Falta de água e recessão na economia levam
caos a cerca de 2 milhões de pessoas no interior de Pernambuco; em alguns
lugares, saída é distribuir fichas para a população conseguir água
dessalinizada em “orelhão”
É assim que algumas cidades de um dos maiores
polos produtivos do Nordeste vivem há meses. Em colapso, ou à beira dele, cerca
de 2 milhões de pessoas em um raio ampliado. E toda uma cadeia têxtil que
abastece o maior centro comercial do ramo da América Latina.
A região de Caruaru, no interior de
Pernambuco, tem duas cidades vitais para a indústria têxtil do Nordeste e Norte
do Brasil: Santa Cruz do Capibaribe, onde o Moda Center reúne mais de 15 mil
pontos de venda e chega a atrair 100 mil pessoas por dia em junho; e Toritama,
segundo maior polo no Brasil para o beneficiamento de jeans. Principal
matéria-prima em falta: água.
Em Riacho das Almas, no agreste pernambucano,
a saída foi furar poços de até 50 metros de profundidade e trazer água salobra
à superfície. Para dessalinizar, uso de energia elétrica e solar. Para entregar
à população, fichas telefônicas, iguais às antigas de orelhões.
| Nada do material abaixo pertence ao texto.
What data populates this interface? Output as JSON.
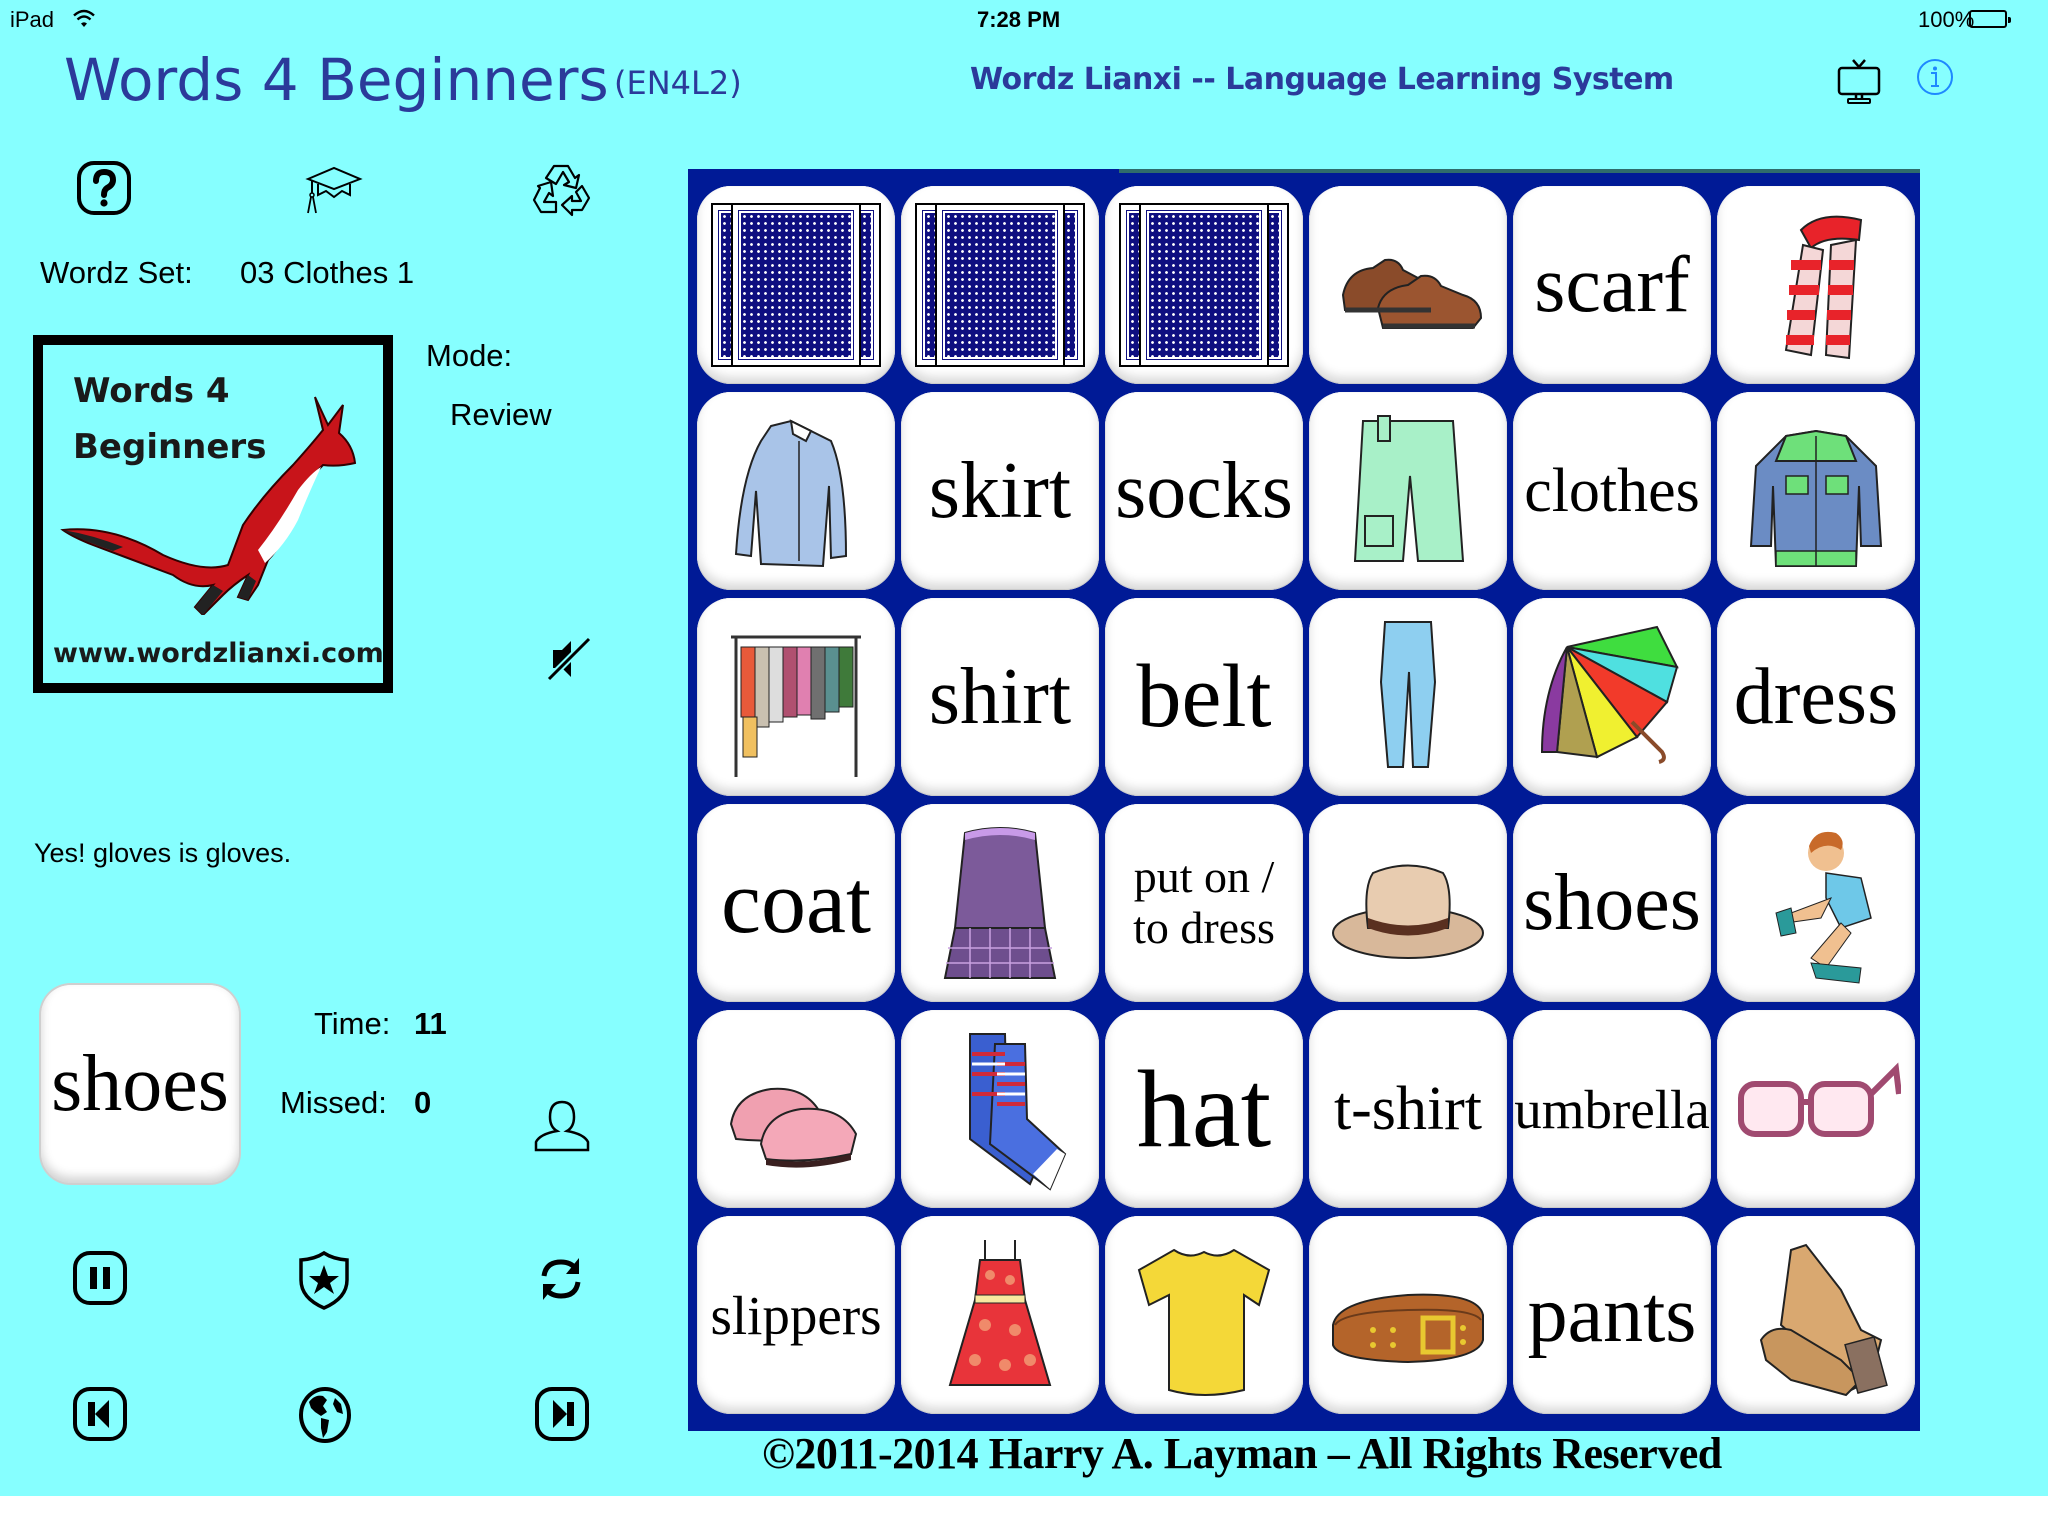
{
  "status_bar": {
    "device": "iPad",
    "time": "7:28 PM",
    "battery": "100%",
    "wifi_icon": "wifi-icon",
    "battery_icon": "battery-icon"
  },
  "header": {
    "title": "Words 4 Beginners",
    "code": "(EN4L2)",
    "subtitle": "Wordz Lianxi -- Language Learning System",
    "tv_icon": "tv-icon",
    "info_icon": "info-icon",
    "accent_color": "#2B3A9A"
  },
  "toolbar_top": [
    {
      "name": "help-icon"
    },
    {
      "name": "graduation-cap-icon"
    },
    {
      "name": "recycle-icon"
    }
  ],
  "wordz_set": {
    "label": "Wordz Set:",
    "value": "03 Clothes 1"
  },
  "logo": {
    "line1": "Words 4",
    "line2": "Beginners",
    "url": "www.wordzlianxi.com"
  },
  "mode": {
    "label": "Mode:",
    "value": "Review"
  },
  "mute_icon": "speaker-muted-icon",
  "feedback": "Yes! gloves is gloves.",
  "current_card": {
    "word": "shoes"
  },
  "stats": {
    "time_label": "Time:",
    "time_value": "11",
    "missed_label": "Missed:",
    "missed_value": "0"
  },
  "user_icon": "user-icon",
  "controls": [
    {
      "name": "pause-icon"
    },
    {
      "name": "shield-star-icon"
    },
    {
      "name": "refresh-icon"
    },
    {
      "name": "skip-back-icon"
    },
    {
      "name": "globe-icon"
    },
    {
      "name": "skip-forward-icon"
    }
  ],
  "board": {
    "background": "#001A96",
    "timer_remaining_fraction": 0.65,
    "columns": 6,
    "rows": 6,
    "tiles": [
      {
        "type": "back"
      },
      {
        "type": "back"
      },
      {
        "type": "back"
      },
      {
        "type": "picture",
        "item": "shoes"
      },
      {
        "type": "word",
        "text": "scarf"
      },
      {
        "type": "picture",
        "item": "scarf"
      },
      {
        "type": "picture",
        "item": "shirt"
      },
      {
        "type": "word",
        "text": "skirt"
      },
      {
        "type": "word",
        "text": "socks"
      },
      {
        "type": "picture",
        "item": "shorts"
      },
      {
        "type": "word",
        "text": "clothes"
      },
      {
        "type": "picture",
        "item": "coat"
      },
      {
        "type": "picture",
        "item": "clothes"
      },
      {
        "type": "word",
        "text": "shirt"
      },
      {
        "type": "word",
        "text": "belt"
      },
      {
        "type": "picture",
        "item": "pants"
      },
      {
        "type": "picture",
        "item": "umbrella"
      },
      {
        "type": "word",
        "text": "dress"
      },
      {
        "type": "word",
        "text": "coat"
      },
      {
        "type": "picture",
        "item": "skirt"
      },
      {
        "type": "word",
        "text": "put on /\nto dress"
      },
      {
        "type": "picture",
        "item": "hat"
      },
      {
        "type": "word",
        "text": "shoes"
      },
      {
        "type": "picture",
        "item": "put on"
      },
      {
        "type": "picture",
        "item": "slippers"
      },
      {
        "type": "picture",
        "item": "socks"
      },
      {
        "type": "word",
        "text": "hat"
      },
      {
        "type": "word",
        "text": "t-shirt"
      },
      {
        "type": "word",
        "text": "umbrella"
      },
      {
        "type": "picture",
        "item": "glasses"
      },
      {
        "type": "word",
        "text": "slippers"
      },
      {
        "type": "picture",
        "item": "dress"
      },
      {
        "type": "picture",
        "item": "t-shirt"
      },
      {
        "type": "picture",
        "item": "belt"
      },
      {
        "type": "word",
        "text": "pants"
      },
      {
        "type": "picture",
        "item": "gloves"
      }
    ]
  },
  "copyright": "©2011-2014 Harry A. Layman – All Rights Reserved"
}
A cidade possui 16 dessas unidades,
espalhadas pela zona rural. Quinze custaram R$ 60 mil cada para serem operadas
com energia elétrica e uma R$ 110 mil para funcionar totalmente com energia
solar.
“É uma situação muito constrangedora. Na zona
urbana as pessoas não estão acostumadas a isso. Você chegar a uma rua e ver
aquela fila de moradores, cada um com um balde, para pegar dez, vinte litros, é
um negócio constrangedor, para quem pega, para quem distribui”, afirma Roberto
Tavares, presidente da Compesa, estatal pernambucana responsável pelo
abastecimento no Estado.
O regime de chuvas na região de Caruaru está
abaixo do normal há quatro anos. Com o fenômeno El Niño configurado em 2015, a
seca deve prevalecer mais uma vez no agreste pernambucano e no Nordeste como um
todo.
A falta de água na região de Caruaru veio em
cima da crise geral na vendas de vestuário. Alguns atacadistas contabilizam
perdas de até 30% desde o início do ano, demitem funcionários e fecham lojas de
revenda.
Em lugar das centenas de camionetes Toyotas
levando compradores pelas estradas em Santa Cruz (100 mil habitantes) e Toritama
(41 mil), a paisagem está coalhada agora de carros-pipas, que precisam buscar
água para as cidades cada vez mais longe. As maiores represas da região
secaram, como em Poço Fundo e Jucazinho, que tem hoje só 5% da capacidade.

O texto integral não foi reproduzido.